Тяжкое оттого, что сознаёшь, что этого путешествия могло уже и не быть, а в лучшем случае сидела б ты без сил под окном и всего-то тебе свету толенько и было, что в окне, всё б и было твоё царствие, что видать поблиз окна, а всё то, что за поворотом улицы, – навсегда от тебя отсечено, потому как туда ты уже ни под каким видом не уловчишься дойти, раз ноги не держат, и всё то, что деется там, теперь деется помимо твоей воли, там ты больше ни хозяин, ни гость, ни даже просто прохожий; тяжкое ещё и оттого, что всемучительно ясно вдруг чувствуешь, что круг замкнулся, колесо твоей жизни сделало положенный тебе полный оборот, и теперь ты с опаской щупаешь палкой стёжку, тащишься уже по колее детства…
Природа уравняла в цене и старого и малого.
Припоминаю, доверху радости было, как выскочишь тогда, в детстве, в таком далёком за годами и в каком-то призрачном, вроде его вовсе и не бывало, вылетишь мигом, как чёрт из-под кочки, на угол улицы, куда прежде не занашивали ноги – всё внове, всё восторг, всё загадка, всё вопрос, толпа вопросов…
Та же светозарная радость одолевает меня и сейчас, когда каждое коленце сонной, кроткой древней и чем-то всегда обновлённой улоньки сводит меня с давностными друзьями: людьми, домами, деревьями, колодцами, с цветущей под окнами сиренью, цветущей богато, так что крепкий её дух кружит голову.
С нашим удовольствием вышагиваю я тихо по Жёлтому.
Так оно, верно, называется оттого, что стоит на возвышенке в виде опрокинутой тарелки. И куда ты ни пусти шаг, скоро скажешься у глинистого жёлтого обрыва, что омывается то ли речкой Сакмарой, то ли речонкой Чертанкой.
Вышагиваю я по Жёлтому. В торжестве и в удивленье забегаю глазами и туда, и туда, и туда. И всюду, решительно всюду – там, там и там – натыкаюсь на пуховниц со спицами. В каждой же избёнушке работают платки!
За зиму зимнюю изголодался люд по солнечному теплу.
Теперь, в воскресный майский полдень, в самый распал тепла, не усидеть дома и одной живой душе.
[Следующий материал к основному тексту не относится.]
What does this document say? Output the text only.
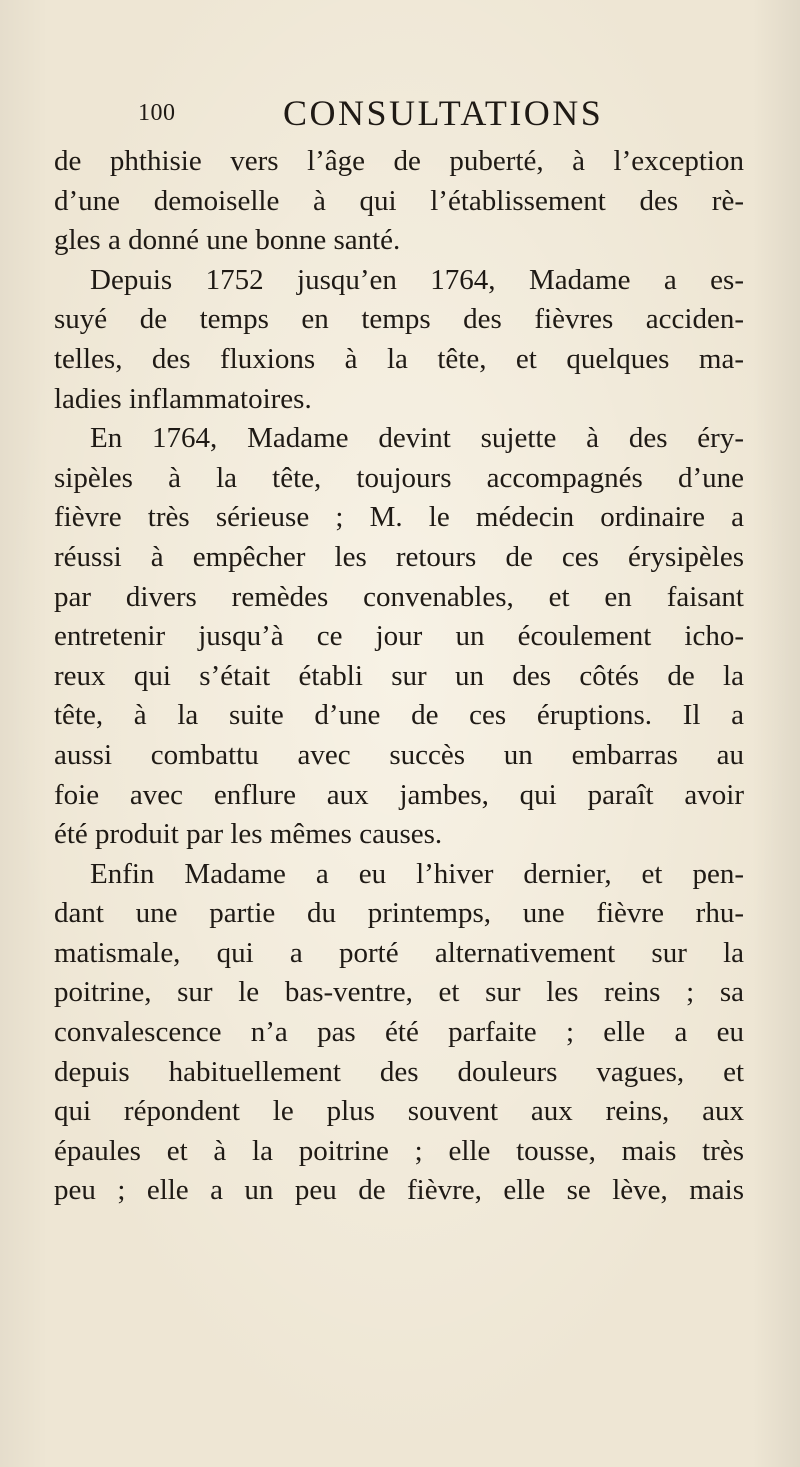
100	CONSULTATIONS
de phthisie vers l’âge de puberté, à l’exception
d’une demoiselle à qui l’établissement des rè-
gles a donné une bonne santé.
Depuis 1752 jusqu’en 1764, Madame a es-
suyé de temps en temps des fièvres acciden-
telles, des fluxions à la tête, et quelques ma-
ladies inflammatoires.
En 1764, Madame devint sujette à des éry-
sipèles à la tête, toujours accompagnés d’une
fièvre très sérieuse ; M. le médecin ordinaire a
réussi à empêcher les retours de ces érysipèles
par divers remèdes convenables, et en faisant
entretenir jusqu’à ce jour un écoulement icho-
reux qui s’était établi sur un des côtés de la
tête, à la suite d’une de ces éruptions. Il a
aussi combattu avec succès un embarras au
foie avec enflure aux jambes, qui paraît avoir
été produit par les mêmes causes.
Enfin Madame a eu l’hiver dernier, et pen-
dant une partie du printemps, une fièvre rhu-
matismale, qui a porté alternativement sur la
poitrine, sur le bas-ventre, et sur les reins ; sa
convalescence n’a pas été parfaite ; elle a eu
depuis habituellement des douleurs vagues, et
qui répondent le plus souvent aux reins, aux
épaules et à la poitrine ; elle tousse, mais très
peu ; elle a un peu de fièvre, elle se lève, mais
Завалинки, порожки, крылечки будто кто густо усыпал бабьём. Тут тебе и маленькие. Тут тебе и давненькие. Красна солнышка всем вдосталь.
Посиживают да вяжут.
Тихостно роняют слова иль вовсе молчат.
Это уже где какой клубочек свился.
А не всяка спешит в артель-братию.
Оно в отраду побыть и одной за спицами.
Поразмышлять о бытье-житье…
Я вижу, за тальниковым плетнём на верёвке сохнут картинно широкие с колокольчиками брюки.
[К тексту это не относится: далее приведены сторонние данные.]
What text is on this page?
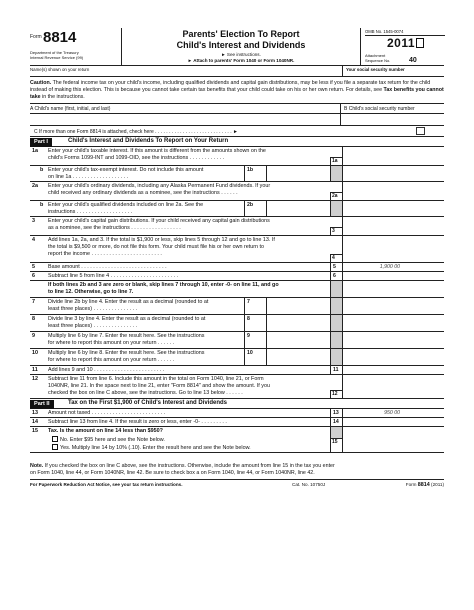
Form 8814
Department of the Treasury
Internal Revenue Service (99)
Parents' Election To Report
Child's Interest and Dividends
► See instructions.
► Attach to parents' Form 1040 or Form 1040NR.
OMB No. 1545-0074
2011
Attachment
Sequence No.	40
Name(s) shown on your return	Your social security number
Caution. The federal income tax on your child's income, including qualified dividends and capital gain distributions, may be less if you file a separate tax return for the child instead of making this election. This is because you cannot take certain tax benefits that your child could take on his or her own return. For details, see Tax benefits you cannot take in the instructions.
A Child's name (first, initial, and last)	B Child's social security number
C If more than one Form 8814 is attached, check here . . . . . . . . . . . . . . . . . . . . . . . . . . . . ►
Part I	Child's Interest and Dividends To Report on Your Return
1a Enter your child's taxable interest. If this amount is different from the amounts shown on the
child's Forms 1099-INT and 1099-OID, see the instructions . . . . . . . . . . . .	1a
b Enter your child's tax-exempt interest. Do not include this amount
on line 1a . . . . . . . . . . . . . . . . . . .
1b
2a Enter your child's ordinary dividends, including any Alaska Permanent Fund dividends. If your
child received any ordinary dividends as a nominee, see the instructions . . . . . .	2a
b Enter your child's qualified dividends included on line 2a. See the
instructions . . . . . . . . . . . . . . . . . . .
2b
3 Enter your child's capital gain distributions. If your child received any capital gain distributions
as a nominee, see the instructions . . . . . . . . . . . . . . . . .	3
4 Add lines 1a, 2a, and 3. If the total is $1,900 or less, skip lines 5 through 12 and go to line 13. If
the total is $9,500 or more, do not file this form. Your child must file his or her own return to
report the income . . . . . . . . . . . . . . . . . . . . . . . .
4
5 Base amount . . . . . . . . . . . . . . . . . . . . . . . . . . . . .	5	1,900 00
6 Subtract line 5 from line 4 . . . . . . . . . . . . . . . . . . . . . . .	6
If both lines 2b and 3 are zero or blank, skip lines 7 through 10, enter -0- on line 11, and go
to line 12. Otherwise, go to line 7.
7 Divide line 2b by line 4. Enter the result as a decimal (rounded to at
least three places) . . . . . . . . . . . . . . .
7
8 Divide line 3 by line 4. Enter the result as a decimal (rounded to at
least three places) . . . . . . . . . . . . . . .
8
9 Multiply line 6 by line 7. Enter the result here. See the instructions
for where to report this amount on your return . . . . . .
9
10 Multiply line 6 by line 8. Enter the result here. See the instructions
for where to report this amount on your return . . . . . .
10
11 Add lines 9 and 10 . . . . . . . . . . . . . . . . . . . . . . . .	11
12 Subtract line 11 from line 6. Include this amount in the total on Form 1040, line 21, or Form
1040NR, line 21. In the space next to line 21, enter "Form 8814" and show the amount. If you
checked the box on line C above, see the instructions. Go to line 13 below . . . . . .	12
Part II	Tax on the First $1,900 of Child's Interest and Dividends
13 Amount not taxed . . . . . . . . . . . . . . . . . . . . . . . . .	13	950 00
14 Subtract line 13 from line 4. If the result is zero or less, enter -0- . . . . . . . . .	14
15 Tax. Is the amount on line 14 less than $950?
No. Enter $95 here and see the Note below.
Yes. Multiply line 14 by 10% (.10). Enter the result here and see the Note below.
15

Note. If you checked the box on line C above, see the instructions. Otherwise, include the amount from line 15 in the tax you enter
on Form 1040, line 44, or Form 1040NR, line 42. Be sure to check box a on Form 1040, line 44, or Form 1040NR, line 42.

For Paperwork Reduction Act Notice, see your tax return instructions.	Cat. No. 10750J	Form 8814 (2011)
Конопатая молодица в выгорелом ситцевом платьишке, не скажу как в коротком – в таком только от долгов и убегать – с недлинными волосами, что собрала на затылке под чёрной резинкой в дульку, прямо на ступеньках оседлала перевёрнутый тазик. Вяжет.
Рядом, в шаге каком от неё, пристыла гусыня со своими люлятами.[292] Важно смотрит, как девча вяжет.
Девчонишка мне знакомая. На возрасте уже. Из техникума на выходной объявилась… Я знаю всех жёлтинских подлетков, хоть бабы, как из мешка, в каждом дворе понасыпали ребятни.
Не она ль хозяйка тех городских доспехов, что на верёвке?
Пожалуй, она…
Попав моде в струну, может, ещё вчера в компании таких же, как и сама, положив на себя с кило косметики, подметала оренбургские тротуары расклешёнными с самого бедра штанчатами со шнурками по бокам, с вышитыми шёлком розами, с колокольчиками.
То был театр. Улица для неё что тебе сцена. А прохожие – негаданые зрители.
Оно и не хочешь, да поймёшь. Ну кому в молодую пору не нравится нравиться? Ну кто на восемнадцатой ликующей весне не дал бы дорого, абы быть разнепременно у всех на виду? Абы всякого, кто и невзначай уронил на тебя глаз, приневолить ахнуть?
А разом с тем всё то было и враньё. Враньё самой себе. Враньё улице.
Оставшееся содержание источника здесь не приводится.